Lifelines

By mick_stringer
- 452 reads
Lifelines
by Mick Stringer
Len. Daft Len. Loopy Len. Monkey-brain. Flat-head.
We called him all these. Crueller words too. We whispered them amongst
ourselves
and sometimes we yelled them at him. They didn't seem to affect him
much, but the intention
was there - the desire to hurt. Because he was different.
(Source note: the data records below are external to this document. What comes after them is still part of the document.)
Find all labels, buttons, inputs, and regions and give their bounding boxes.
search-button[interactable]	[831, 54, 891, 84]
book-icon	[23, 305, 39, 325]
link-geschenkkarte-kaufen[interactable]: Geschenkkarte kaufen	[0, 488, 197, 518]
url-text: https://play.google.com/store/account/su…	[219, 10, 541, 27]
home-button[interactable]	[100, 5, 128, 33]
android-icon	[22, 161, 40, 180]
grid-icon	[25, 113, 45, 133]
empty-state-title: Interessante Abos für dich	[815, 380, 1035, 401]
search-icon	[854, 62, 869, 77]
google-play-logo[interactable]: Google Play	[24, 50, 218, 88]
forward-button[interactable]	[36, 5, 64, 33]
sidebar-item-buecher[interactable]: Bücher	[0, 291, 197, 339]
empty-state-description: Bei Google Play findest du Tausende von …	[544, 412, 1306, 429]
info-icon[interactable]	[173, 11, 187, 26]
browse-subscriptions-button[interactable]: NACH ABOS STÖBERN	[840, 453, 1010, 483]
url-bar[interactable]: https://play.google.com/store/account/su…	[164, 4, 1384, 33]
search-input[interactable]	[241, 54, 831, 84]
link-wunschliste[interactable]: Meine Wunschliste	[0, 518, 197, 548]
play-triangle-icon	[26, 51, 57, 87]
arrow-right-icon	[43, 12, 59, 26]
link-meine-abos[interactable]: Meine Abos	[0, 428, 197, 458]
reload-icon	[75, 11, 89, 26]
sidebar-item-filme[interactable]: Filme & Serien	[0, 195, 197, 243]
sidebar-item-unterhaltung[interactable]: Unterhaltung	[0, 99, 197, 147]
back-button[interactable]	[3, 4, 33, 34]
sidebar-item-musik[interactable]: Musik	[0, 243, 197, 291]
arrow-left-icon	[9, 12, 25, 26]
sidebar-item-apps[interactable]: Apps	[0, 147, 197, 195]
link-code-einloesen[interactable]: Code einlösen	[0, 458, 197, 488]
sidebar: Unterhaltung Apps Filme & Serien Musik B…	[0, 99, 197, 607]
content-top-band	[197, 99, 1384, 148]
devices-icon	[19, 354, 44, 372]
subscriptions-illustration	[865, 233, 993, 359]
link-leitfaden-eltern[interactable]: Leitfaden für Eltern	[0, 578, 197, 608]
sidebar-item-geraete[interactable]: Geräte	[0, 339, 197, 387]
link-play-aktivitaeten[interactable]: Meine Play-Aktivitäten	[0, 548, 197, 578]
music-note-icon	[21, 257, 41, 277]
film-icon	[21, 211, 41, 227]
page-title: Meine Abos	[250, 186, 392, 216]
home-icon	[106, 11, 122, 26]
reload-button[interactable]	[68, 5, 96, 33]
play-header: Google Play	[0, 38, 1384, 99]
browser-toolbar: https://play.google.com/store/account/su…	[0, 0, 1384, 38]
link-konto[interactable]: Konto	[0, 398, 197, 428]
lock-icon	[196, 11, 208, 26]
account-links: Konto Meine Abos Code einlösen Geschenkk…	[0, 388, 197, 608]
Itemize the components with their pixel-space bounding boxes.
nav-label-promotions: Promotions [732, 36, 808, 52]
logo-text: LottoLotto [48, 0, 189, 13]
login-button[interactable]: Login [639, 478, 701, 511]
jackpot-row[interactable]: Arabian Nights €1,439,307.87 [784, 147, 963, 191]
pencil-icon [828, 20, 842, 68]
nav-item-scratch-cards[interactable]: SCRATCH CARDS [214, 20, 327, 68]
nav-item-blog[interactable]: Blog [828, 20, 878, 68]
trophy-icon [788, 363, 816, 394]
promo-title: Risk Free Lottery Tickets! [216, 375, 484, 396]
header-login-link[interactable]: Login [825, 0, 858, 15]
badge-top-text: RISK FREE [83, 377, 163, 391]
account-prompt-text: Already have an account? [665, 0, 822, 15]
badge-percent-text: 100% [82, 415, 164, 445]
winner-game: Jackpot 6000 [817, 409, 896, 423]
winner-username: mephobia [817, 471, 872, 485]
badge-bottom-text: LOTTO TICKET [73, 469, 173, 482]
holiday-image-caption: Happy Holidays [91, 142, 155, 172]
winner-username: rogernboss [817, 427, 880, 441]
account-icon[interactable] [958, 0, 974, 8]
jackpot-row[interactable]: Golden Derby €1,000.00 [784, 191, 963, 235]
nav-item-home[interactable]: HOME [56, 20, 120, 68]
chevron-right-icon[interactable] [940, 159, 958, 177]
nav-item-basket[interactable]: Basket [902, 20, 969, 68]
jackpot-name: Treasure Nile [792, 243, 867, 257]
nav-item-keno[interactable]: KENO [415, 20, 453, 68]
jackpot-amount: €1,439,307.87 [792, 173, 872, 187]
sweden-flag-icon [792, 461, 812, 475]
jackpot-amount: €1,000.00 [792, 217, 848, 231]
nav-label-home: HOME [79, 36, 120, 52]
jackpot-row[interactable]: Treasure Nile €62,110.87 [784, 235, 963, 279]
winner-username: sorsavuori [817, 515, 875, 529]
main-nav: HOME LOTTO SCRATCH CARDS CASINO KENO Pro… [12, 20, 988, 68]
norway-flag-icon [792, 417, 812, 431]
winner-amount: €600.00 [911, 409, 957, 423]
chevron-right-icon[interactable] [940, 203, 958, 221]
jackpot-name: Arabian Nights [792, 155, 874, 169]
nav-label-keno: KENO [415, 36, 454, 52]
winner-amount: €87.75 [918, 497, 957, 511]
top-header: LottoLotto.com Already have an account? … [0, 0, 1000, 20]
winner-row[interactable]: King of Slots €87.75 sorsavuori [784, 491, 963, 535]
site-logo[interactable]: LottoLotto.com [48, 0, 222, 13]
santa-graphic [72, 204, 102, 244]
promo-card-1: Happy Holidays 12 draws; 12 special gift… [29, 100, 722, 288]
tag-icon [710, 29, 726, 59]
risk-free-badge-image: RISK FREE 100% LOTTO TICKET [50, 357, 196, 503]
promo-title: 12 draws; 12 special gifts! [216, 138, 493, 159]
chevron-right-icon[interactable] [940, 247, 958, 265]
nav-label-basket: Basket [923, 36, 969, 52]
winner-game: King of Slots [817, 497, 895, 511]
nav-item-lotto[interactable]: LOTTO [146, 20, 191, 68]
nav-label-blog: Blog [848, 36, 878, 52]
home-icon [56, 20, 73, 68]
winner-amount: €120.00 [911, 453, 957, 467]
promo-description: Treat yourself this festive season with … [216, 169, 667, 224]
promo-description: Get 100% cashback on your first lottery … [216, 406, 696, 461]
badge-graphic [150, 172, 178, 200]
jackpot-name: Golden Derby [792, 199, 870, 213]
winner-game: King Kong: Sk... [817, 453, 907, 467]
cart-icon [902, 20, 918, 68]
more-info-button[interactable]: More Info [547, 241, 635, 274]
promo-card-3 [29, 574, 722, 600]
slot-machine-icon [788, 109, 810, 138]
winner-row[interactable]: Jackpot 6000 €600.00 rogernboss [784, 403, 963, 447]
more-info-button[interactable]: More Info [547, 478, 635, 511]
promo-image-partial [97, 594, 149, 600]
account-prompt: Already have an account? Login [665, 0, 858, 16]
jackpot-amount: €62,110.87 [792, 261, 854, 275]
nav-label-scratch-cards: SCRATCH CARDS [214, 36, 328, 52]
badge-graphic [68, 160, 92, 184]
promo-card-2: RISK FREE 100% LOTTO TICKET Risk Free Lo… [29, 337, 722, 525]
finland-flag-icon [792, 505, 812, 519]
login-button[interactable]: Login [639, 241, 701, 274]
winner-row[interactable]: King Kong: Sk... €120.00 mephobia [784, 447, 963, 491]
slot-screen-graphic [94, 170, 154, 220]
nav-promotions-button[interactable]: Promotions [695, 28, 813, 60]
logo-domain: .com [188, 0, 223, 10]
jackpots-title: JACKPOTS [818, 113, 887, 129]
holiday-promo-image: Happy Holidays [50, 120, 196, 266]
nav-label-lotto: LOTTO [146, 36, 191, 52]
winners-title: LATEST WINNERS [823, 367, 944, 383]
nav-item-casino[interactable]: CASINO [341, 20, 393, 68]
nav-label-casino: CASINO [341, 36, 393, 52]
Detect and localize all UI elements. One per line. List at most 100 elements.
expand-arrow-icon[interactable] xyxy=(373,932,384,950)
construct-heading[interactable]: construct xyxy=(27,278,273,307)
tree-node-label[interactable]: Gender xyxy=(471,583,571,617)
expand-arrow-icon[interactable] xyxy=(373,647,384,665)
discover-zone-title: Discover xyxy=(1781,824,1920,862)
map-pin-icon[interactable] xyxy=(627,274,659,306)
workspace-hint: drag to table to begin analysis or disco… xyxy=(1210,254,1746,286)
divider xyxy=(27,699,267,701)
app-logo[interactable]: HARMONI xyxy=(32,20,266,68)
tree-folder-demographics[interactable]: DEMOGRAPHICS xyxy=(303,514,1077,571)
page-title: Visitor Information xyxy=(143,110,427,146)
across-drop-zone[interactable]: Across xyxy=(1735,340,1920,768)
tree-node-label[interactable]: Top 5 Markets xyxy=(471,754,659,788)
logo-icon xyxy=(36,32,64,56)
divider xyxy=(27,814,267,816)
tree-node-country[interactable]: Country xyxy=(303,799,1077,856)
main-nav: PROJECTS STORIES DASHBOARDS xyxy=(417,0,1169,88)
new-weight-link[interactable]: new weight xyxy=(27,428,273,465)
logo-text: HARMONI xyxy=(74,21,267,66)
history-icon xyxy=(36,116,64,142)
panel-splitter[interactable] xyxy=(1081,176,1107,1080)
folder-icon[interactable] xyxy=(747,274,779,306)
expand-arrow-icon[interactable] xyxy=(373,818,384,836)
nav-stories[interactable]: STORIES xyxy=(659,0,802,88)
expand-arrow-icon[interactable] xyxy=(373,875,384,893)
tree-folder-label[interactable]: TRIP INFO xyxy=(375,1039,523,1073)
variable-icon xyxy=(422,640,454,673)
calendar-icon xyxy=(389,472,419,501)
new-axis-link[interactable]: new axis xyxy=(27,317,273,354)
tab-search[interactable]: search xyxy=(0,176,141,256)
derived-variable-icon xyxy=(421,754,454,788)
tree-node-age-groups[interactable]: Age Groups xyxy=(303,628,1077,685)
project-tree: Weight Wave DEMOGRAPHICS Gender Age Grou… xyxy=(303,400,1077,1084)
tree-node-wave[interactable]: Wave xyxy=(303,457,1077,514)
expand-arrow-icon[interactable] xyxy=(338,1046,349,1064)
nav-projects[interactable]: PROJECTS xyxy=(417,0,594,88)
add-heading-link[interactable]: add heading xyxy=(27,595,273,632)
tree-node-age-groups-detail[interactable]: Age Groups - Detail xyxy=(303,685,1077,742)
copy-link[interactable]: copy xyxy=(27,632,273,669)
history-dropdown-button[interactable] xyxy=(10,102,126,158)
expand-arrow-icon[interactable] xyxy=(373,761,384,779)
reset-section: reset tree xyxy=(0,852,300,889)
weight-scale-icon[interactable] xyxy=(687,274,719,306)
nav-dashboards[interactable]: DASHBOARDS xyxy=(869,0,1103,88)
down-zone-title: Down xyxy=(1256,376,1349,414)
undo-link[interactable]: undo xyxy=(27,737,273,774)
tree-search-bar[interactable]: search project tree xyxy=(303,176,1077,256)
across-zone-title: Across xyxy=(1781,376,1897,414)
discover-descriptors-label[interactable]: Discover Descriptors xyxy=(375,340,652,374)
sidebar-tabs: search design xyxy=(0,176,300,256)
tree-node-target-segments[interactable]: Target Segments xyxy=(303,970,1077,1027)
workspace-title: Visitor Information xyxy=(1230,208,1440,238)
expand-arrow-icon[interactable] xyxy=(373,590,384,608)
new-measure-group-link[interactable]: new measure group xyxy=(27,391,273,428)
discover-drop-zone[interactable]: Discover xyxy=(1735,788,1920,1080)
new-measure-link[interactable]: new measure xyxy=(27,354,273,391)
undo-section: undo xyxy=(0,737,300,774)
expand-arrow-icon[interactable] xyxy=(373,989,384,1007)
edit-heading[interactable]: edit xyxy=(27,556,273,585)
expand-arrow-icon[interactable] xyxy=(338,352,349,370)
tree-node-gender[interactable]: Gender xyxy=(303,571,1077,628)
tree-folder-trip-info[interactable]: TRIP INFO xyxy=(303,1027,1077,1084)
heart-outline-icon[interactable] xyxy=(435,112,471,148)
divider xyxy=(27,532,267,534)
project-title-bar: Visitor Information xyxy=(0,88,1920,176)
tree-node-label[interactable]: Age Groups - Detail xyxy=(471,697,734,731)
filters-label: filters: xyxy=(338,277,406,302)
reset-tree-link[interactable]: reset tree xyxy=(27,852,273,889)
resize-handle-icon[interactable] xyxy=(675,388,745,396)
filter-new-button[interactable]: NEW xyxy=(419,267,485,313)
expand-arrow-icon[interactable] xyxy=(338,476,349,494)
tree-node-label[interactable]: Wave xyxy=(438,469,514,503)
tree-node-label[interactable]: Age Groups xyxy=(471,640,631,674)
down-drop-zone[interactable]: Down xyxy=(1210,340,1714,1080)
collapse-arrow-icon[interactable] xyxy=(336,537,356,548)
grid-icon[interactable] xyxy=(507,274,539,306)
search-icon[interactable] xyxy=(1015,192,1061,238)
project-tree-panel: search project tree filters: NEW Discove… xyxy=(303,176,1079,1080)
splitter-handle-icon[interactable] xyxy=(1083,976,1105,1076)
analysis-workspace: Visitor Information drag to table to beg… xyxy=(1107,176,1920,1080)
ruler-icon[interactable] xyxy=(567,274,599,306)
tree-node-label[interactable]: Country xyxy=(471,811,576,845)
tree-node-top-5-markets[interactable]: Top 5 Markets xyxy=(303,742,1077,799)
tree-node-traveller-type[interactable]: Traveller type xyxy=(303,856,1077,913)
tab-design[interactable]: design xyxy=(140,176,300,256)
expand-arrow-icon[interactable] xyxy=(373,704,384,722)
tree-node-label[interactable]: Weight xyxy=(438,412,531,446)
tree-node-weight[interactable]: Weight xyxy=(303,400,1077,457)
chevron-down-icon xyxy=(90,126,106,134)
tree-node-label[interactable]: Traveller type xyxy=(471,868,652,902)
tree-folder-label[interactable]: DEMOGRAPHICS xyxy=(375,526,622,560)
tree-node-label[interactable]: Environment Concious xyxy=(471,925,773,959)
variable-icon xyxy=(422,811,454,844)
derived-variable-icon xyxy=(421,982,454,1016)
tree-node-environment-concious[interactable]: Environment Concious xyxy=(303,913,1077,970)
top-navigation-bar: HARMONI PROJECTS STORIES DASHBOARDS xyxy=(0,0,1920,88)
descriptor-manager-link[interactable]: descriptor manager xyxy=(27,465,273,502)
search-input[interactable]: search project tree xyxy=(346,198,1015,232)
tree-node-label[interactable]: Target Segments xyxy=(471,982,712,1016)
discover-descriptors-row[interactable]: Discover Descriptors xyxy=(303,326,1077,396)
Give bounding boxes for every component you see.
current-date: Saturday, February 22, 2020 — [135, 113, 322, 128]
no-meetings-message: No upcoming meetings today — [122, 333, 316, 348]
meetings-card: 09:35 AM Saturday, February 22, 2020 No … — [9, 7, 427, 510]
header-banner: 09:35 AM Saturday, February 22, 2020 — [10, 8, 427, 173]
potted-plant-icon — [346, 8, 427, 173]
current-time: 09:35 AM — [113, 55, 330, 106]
Len was our road sweeper in the days before it all became mechanised
and you needed
an NVQ in community hygiene or whatever to operate those whirring
lawnmowers they use
now to spread the cigarette packets and Macdonald's' packaging around
the pavements. The
tools of his trade were a huge broom with bristles the colours of a
tabby cat, a spade as big as
an estate agent's board, and a battered metal barrow, with a lid,
hinged in the middle so that he
could open it at either end. I think he used to deposit leaves, twigs
and papers in one half, and
bottles and drink cartons in the other, but I suppose they all got
muddled up again as he rattled
the thing across the cobbles.
Grown-ups said Len was "slow". Dad, who seemed to know about most
things, tapped
his forehead and whispered, "lobotomy". I thought it must be some sort
of horrible insect that
had gnawed its way into his brain. Not that it mattered what it was
called, or what had caused
it. To us he was just Loopy Len, who smiled at our insults and muttered
"Good Morning" at
unusual times of day and night.
I was maybe nine or ten when he had his accident. Perhaps he'd tripped
over a broken
kerbstone, or slipped on a wet fish-and-chip wrapping. Not impossible
that someone had
chucked a stone at him. Anyway, I was trotting home from school one
afternoon - late,
because I'd been kept in for some misdemeanour - when I found him,
lying in the road, his
broom and shovel making a cross on the pavement, blood pouring from his
head.
There was something in the way he looked up at me, with a helpless sort
of question in
his eyes, that compelled me to help. I gave him my handkerchief - grey
and crumpled, but
what else was there? - to hold against the wound and asked him what I
should do.
"Go home for a wash," he said, pointing to a broken-down old terrace
cottage at the
corner of the cemetery wall. I'd never thought of Len having a home. I
suppose I assumed he
slept in his barrow.
His mother, or grandmother - her age seemed appropriate for either -
took him in and I
waited while she cleaned him up. It was a tidy little house, whose
every surface was piled up
with brasses and porcelain . The room in which they left me had darkly
flowered walls, and
rugs and lino on the floor. Along a windowless wall stood a small
sideboard with
photographs in silver frames. From one of these, a young Len smiled
out. He wore a black
cloak with a sort of furry collar and a flat hat with a tassel. Hanging
on the wall above it were
two framed certificates, with illuminated crests and elaborate, curvy
writing.
They returned and interrupted my examination.
"Nice, aren't they? said the old lady. "They're Lennie's life-lines."
She smiled at him.
"All done now. Back to work."
He took my hand and I led him back to his barrow.
"Good Morning," he grinned, as I waved him good-bye.
When I told Askie, he said, "Flat-head, you see. I suppose the
certificates were from the
loony-bin."
"Something like that," I mumbled. "His life-lines, you know."